These days you can find a theme for every day of the year. There is one coming up on Wednesday, March 4th that really gets me excited – World Read Aloud Day! As an early childhood educator and a parent of a kindergartner, everyday is Read Aloud Day. Having a special day dedicated to reading aloud just provides a better outlet for advocating for reading aloud to children the other 364 days of the year.
In today’s age of push-down curriculum and high stakes testing, teaching children to read on their own is on the minds of parents and teachers of young children. While I strongly advocate the teaching of reading and phonics, I caution against starting too soon and expecting 4-6 year olds to read independently. While some young children are self-motivated and ready to read, not all of them are. Children these ages still need to play with oral language and learn more about the structure of the English language in engaging, playful ways. They do this naturally by listening to high quality stories being read aloud by beloved family members and teachers. We cannot allow the read aloud to disappear from our classrooms and homes.
As adults, we have a great deal of power to influence a child’s perception of reading by how much value we place on our time reading together. A read aloud should be done in a safe and comfortable environment. When possible, put a child on your lap as you read and engage in conversation together. As you read, you should convey your enjoyment of the story and give opportunities for children to engage with the story with you. In preschool settings, puppets and other props can help tell stories in very engaging ways. Give children a chance to hear a story multiple times and then interact with the story through dramatic play, songs, and other related stories.
In early childhood, we are also exposing our children to the emotional connections we can make with a good book. Read alouds should begin at birth. Infants learn by listening to your voice inflection as you read and by connecting with the emotion in your voice. At just a couple of months of age, babies can touch the pages of a book and begin to make a tactile connection. Board books and cloth books are perfect for young babies. As they approach toddlerhood, babies can turn the pages as you read and begin to repeat words or sounds they hear as you read to them. There is a give and take in this reading relationship…the adult reads and the child responds. The adult encourages this interaction and the child shows satisfaction and enjoyment through coos and laughs. Toddlers will often request a book again and again because they recognize the positive emotions they experience through this read aloud time. They have also made connections with particular books that they love. Most of all, they are making a connection with YOU, the trusted adult who is guiding them through this language discovery. As children age, the books they request may change, but what they gain from the read aloud relationship stays the same. Even teenagers benefit from a good read aloud. For my son, Goodnight, Gorilla, by Peggy Rathmann was the first book to which he made a strong emotional connection. It had to be the last book read every night for almost 2 years, starting when he was a toddler. It provided a sense of security for my son, as we sat together reading this familiar book that he associated with togetherness and happiness. Now our copy of Goodnight, Gorilla is in a keepsake box. The cover is close to falling off and the edges of the thick, cardboard pages are worn with love and use. It is an example to me of how we emotionally attach to books.

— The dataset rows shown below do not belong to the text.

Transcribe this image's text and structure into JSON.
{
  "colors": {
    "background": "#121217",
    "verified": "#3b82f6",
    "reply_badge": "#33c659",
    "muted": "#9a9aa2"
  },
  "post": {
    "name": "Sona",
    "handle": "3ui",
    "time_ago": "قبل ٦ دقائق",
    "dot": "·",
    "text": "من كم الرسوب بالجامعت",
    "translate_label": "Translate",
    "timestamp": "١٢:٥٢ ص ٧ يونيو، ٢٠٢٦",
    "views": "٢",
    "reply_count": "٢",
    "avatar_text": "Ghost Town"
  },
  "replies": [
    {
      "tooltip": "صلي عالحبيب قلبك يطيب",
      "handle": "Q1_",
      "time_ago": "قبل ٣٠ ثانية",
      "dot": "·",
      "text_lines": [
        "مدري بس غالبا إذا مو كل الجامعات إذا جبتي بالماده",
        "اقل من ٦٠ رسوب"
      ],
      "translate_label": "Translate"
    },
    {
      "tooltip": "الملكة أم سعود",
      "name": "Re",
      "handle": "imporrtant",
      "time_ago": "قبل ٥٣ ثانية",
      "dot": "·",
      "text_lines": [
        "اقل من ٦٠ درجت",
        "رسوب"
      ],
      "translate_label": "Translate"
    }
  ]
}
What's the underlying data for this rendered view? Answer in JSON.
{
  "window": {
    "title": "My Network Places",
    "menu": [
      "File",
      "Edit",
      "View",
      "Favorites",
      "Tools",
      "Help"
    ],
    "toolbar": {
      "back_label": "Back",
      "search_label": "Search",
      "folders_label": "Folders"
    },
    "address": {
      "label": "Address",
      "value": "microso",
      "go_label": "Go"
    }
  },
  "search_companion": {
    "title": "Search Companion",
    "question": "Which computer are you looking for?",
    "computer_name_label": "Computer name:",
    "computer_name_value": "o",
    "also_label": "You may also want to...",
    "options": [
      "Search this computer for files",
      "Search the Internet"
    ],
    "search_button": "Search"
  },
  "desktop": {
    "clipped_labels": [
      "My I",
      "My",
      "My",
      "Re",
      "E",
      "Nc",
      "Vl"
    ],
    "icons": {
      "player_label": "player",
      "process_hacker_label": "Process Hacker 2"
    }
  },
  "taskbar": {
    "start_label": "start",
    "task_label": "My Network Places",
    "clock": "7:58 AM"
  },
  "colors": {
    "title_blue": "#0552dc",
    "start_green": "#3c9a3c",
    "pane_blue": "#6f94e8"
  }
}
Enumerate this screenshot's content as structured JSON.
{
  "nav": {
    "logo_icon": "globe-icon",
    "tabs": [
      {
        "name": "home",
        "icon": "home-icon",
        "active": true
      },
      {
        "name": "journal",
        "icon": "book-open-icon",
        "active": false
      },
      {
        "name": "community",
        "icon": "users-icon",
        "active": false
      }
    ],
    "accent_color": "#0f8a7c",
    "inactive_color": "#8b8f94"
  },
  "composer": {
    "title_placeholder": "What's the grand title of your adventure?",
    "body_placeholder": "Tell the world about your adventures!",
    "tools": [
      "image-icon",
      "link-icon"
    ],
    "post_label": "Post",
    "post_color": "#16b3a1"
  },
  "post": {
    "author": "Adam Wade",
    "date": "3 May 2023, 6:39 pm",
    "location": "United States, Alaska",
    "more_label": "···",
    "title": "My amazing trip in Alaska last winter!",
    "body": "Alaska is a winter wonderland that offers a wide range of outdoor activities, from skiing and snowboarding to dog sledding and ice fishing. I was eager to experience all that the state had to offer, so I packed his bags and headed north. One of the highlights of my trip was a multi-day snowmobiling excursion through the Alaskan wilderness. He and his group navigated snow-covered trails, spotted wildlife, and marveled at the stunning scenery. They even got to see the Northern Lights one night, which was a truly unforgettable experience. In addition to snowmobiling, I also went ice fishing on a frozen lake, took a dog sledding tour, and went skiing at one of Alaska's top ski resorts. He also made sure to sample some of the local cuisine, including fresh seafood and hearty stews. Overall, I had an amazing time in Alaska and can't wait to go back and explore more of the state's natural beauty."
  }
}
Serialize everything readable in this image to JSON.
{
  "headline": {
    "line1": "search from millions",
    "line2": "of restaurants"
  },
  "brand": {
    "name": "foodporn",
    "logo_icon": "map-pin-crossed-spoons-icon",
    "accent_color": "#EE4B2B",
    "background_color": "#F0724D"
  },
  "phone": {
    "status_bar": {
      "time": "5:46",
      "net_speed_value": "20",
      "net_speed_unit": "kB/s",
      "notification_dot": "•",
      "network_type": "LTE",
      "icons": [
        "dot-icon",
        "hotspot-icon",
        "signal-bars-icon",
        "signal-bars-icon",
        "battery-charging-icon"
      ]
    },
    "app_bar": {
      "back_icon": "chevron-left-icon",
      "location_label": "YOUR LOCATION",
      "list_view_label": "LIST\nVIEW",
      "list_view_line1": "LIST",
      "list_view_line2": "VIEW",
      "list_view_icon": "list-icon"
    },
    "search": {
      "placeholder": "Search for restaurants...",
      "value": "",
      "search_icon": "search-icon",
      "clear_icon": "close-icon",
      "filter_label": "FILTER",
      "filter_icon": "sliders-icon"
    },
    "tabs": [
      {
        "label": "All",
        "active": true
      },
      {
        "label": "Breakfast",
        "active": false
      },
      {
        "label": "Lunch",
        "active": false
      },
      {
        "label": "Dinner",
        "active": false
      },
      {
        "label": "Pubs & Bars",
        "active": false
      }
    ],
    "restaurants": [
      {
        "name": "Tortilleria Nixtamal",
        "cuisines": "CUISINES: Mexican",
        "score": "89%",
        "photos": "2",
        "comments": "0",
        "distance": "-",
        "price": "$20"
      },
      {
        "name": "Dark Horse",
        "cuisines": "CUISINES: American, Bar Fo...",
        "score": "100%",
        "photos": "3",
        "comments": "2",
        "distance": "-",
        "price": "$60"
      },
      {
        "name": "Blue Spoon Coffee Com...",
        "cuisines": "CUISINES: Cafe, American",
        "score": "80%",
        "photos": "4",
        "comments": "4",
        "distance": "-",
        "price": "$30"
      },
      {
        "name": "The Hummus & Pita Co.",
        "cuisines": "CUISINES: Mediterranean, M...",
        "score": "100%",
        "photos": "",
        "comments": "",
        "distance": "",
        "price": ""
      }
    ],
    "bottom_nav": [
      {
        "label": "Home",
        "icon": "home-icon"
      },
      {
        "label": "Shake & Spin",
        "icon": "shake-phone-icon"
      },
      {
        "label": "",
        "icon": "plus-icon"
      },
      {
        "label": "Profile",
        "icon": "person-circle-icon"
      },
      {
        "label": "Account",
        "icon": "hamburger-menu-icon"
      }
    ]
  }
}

This is a connection we want to continue into adulthood. I can remember the feeling a had reading A Wrinkle in Time by Madeleine L’Engle for the very first time. I couldn’t get enough. I was completely drawn into that world and was desperate for more. I had the same emotional response to The Hunger Games series by Suzanne Collins(which I read as an adult). I was lost in the storyline, motivated by the emotions conjured up in the reading. The question I ask myself is, “do we have the same emotional connections to books if we did not experience high quality read alouds in childhood?” I don’t know the answer, but I believe that we raise stronger and more engaged readers when we model these emotional connections through reading aloud all throughout childhood.
So, what are your favorite books to read aloud with your children, grandchildren, or students? How can you advocate for Read Aloud Day EVERYDAY?